И тут я поняла то, что вначале было скрыто от меня: эти вещи действительно были святыней.
Их освятила сила подвига этой чистой души, подвига простой литовской женщины, спасшей от уничтожения то, что было связано для нее со светлым именем Пушкина. Их освятила сила любви народа к великому поэту.
Старшая дочь подошла и, бережно взяв из рук матери корзину, унесла ее. Очевидно, мне пора было уходить.
Но мне не хотелось покидать дом на холме. Женщина рассказывала мне о своих ребятах, о том, как они учатся, как проказничают. Я узнала из ее рассказа, что она и старшая дочь работают на кожевенной фабрике и восстанавливают разрушенный фашистами цех. Пока мы разговаривали, ребята бегали вокруг нас, тащили через комнаты тазы с мокрым бельем, протягивали под окнами во дворе бельевые веревки и в промежутках между хозяйственными делами тузили друг друга. Дом оглашался то смехом, то воинственными воплями, и тогда старшая дочь спокойно и решительно подходила к драчунам и водворяла порядок.
Мать только следила глазами за происходящим перед нею. Изредка она одним движением бровей указывала, что надо сделать, и дети, угадав ее распоряжение, выполняли его. Этот дом, пронизанный солнцем, звенящий детскими голосами, показался мне чудесным. И долгое время спустя я чувствовала в душе необыкновенную свежесть, словно прикоснулась к звонкому, чистому ручью.
Спустя несколько дней, когда я собиралась уезжать из Вильнюса, ко мне зашла Стасе, молодой геолог. Я рассказала ей свою пушкинскую эпопею и вскользь упомянула о посещении дома на холме.
Стасе уставилась на меня.
— Послушайте! — сказала она удивленно. — Вы знаете, чей это дом? Ведь вы же были у Валерии Романаускене!
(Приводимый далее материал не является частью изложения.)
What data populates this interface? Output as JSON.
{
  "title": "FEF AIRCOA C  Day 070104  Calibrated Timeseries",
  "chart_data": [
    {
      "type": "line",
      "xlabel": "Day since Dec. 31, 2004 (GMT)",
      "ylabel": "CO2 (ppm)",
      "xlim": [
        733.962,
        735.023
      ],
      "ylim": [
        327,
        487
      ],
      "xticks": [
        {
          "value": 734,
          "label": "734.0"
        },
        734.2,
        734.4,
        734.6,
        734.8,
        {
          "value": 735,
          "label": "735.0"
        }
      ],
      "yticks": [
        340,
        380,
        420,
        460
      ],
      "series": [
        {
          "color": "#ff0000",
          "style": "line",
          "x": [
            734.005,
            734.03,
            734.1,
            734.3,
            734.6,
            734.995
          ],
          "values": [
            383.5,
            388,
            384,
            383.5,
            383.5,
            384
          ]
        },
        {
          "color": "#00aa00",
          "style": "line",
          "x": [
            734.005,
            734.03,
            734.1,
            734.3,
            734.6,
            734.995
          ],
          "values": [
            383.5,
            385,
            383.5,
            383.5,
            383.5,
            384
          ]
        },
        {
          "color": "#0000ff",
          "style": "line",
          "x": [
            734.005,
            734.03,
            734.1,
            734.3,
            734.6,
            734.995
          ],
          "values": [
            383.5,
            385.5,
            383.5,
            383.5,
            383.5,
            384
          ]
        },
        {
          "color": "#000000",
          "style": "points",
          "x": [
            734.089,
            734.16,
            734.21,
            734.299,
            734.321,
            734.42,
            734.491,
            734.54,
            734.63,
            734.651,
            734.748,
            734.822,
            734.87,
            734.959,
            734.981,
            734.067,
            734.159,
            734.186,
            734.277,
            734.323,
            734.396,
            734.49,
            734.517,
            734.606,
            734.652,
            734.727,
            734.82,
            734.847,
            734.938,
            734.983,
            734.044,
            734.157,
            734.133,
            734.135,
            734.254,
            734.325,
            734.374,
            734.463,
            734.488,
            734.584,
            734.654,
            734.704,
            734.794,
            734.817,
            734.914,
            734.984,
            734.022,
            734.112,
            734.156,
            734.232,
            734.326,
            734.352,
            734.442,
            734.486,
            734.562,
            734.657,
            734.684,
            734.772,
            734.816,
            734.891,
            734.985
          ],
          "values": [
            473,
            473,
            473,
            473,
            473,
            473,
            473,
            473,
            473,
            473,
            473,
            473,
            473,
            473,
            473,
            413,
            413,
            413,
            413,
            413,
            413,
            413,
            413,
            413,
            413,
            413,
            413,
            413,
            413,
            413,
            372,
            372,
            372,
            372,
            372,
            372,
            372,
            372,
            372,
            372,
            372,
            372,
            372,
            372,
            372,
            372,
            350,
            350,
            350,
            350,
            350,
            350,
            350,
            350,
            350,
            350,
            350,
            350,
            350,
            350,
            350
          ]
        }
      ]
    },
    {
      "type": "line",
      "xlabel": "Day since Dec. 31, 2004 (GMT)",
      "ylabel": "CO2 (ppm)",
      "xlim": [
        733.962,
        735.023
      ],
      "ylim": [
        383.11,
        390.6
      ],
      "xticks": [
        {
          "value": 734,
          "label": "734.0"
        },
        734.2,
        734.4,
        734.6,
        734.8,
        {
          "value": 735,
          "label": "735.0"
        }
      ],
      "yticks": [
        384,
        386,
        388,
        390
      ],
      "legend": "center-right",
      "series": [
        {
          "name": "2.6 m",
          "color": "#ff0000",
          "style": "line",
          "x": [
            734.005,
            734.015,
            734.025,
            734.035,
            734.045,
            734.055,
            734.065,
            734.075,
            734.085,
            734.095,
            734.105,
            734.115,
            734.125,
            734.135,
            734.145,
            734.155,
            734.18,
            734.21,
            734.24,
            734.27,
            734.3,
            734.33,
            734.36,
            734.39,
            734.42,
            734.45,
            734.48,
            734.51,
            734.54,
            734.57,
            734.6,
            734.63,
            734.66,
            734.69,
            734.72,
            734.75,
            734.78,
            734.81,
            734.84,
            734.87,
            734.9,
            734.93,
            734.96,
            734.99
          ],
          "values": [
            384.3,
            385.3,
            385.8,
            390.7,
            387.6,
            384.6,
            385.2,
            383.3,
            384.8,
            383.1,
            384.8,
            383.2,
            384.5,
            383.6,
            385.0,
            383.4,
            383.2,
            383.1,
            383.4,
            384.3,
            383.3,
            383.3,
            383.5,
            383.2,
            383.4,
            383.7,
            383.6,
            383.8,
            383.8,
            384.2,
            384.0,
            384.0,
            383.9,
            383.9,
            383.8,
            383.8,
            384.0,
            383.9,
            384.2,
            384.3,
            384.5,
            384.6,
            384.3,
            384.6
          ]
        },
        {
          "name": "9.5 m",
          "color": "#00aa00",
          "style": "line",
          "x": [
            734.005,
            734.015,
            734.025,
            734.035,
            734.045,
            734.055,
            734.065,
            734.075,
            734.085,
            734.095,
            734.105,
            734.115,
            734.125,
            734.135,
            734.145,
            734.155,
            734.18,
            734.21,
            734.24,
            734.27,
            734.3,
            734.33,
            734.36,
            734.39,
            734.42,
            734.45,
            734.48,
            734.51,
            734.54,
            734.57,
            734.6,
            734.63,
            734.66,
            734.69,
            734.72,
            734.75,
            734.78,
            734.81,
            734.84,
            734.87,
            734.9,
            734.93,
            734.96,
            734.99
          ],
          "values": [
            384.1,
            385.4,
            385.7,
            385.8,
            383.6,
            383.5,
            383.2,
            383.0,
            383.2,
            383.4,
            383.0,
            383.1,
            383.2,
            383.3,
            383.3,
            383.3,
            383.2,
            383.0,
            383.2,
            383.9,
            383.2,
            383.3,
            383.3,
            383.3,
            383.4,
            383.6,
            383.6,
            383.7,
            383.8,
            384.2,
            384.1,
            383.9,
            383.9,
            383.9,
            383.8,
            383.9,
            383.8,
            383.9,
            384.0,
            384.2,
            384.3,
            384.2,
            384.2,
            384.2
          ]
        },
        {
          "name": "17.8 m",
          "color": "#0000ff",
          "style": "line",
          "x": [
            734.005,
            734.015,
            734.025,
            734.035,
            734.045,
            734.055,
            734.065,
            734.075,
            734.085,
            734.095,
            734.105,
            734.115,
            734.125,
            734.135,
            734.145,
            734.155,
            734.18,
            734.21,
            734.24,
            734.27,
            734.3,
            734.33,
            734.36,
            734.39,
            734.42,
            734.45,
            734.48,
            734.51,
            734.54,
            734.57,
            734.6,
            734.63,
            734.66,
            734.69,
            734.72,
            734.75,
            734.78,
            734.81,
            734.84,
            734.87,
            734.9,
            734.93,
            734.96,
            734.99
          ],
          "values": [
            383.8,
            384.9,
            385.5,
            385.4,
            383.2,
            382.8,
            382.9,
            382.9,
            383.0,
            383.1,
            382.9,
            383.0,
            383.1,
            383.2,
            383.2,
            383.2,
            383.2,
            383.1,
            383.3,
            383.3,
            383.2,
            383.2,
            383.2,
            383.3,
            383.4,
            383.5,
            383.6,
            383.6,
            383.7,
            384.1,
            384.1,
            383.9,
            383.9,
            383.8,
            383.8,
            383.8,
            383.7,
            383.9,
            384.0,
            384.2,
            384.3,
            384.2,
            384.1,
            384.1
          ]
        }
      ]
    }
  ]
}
Неужели вам неизвестно это имя?
И она принялась рассказывать.
Муж Валерии, Костас, столяр по профессии, с первых дней фашистской оккупации ушел в подполье. Он был коммунистом. Предатели выдали их группу, Костас был расстрелян. Валерия осталась одна с девятью детьми. Костас работал под чужой фамилией, это спасло семью: фашисты не знали, что в доме с мезонином живет жена расстрелянного подпольщика.
Дом на холме стал местом явки для партизан. В комнатах, уставленных детскими кроватками, мог укрыться каждый честный литовец, который боролся с врагами. Раненые приходили сюда ночью и осторожно стучали в дверь, повитую виноградом. Валерия помогала им подняться по узкой лестничке наверх, в мезонин, и укладывала на полу, покрытом соломой. На заре дети прилежно и домовито мыли добела ступеньки, по которым прошел раненый человек…
Разметавшиеся белоголовые мальчуганы спали на кроватках, под которыми были спрятаны ящики с оружием. Утром, полусонные, пахнущие теплом и молоком, как ягнята, они тащили питье и еду в мезонин. Они помогали раненым подняться и поили их с ложечки. Внизу мать, окруженная паром и мыльной пеной, стирала партизанские рубахи, липкие от пота и крови…
Стасе рассказывала мне все это, воодушевленно размахивая руками. Я слушала ее, оцепенев. Передо мною стояло лицо женщины, ясное и спокойное; я видела ее руки со вздувшимися жилами и белой, сморщенной от стирки кожей на концах пальцев… И голоса детей, звонкие, как птичий щебет, звучали в моих ушах.
1949
СОЛНЕЧНЫЙ СВЕТ
Было раннее утро, и небо, промытое влагой и прохладой короткой летней ночи, сияло голубизной. Медленно двигалось небольшое облачко, круглая тень его падала на блестящую, тяжелую, как ртуть, воду пруда.
По пруду плавал черный лебедь.
Там было много всяческой птицы, начиная от краснокрылых фламинго с декадентски длинными ногами и кончая обыкновенными домашними утками. Все птицы занимались своими птичьими делами или просто сидели стайкой на острове. Один черный лебедь непрестанно двигался по пруду; то в одном конце, то в другом виднелась его по-змеиному тонкая, гордая голова с алым, пылающим клювом.
Недалеко от берега на маленьком островке сидели важные и задумчивые пеликаны. Они долго глядели в воду, потом неторопливо сошли вниз и поплыли строем. Время от времени пеликаны, как по команде, разом опускали головы, раскрывая в воде громадные клювы. Зазевавшаяся рыбешка вплывала прямо в клюв, пеликаны делали такое движение головами, будто кланялись, и плыли дальше.
В этот ранний час в зоологическом парке было совсем пусто, и я не без смущения подумала, что посетители, в общем, его не украшают.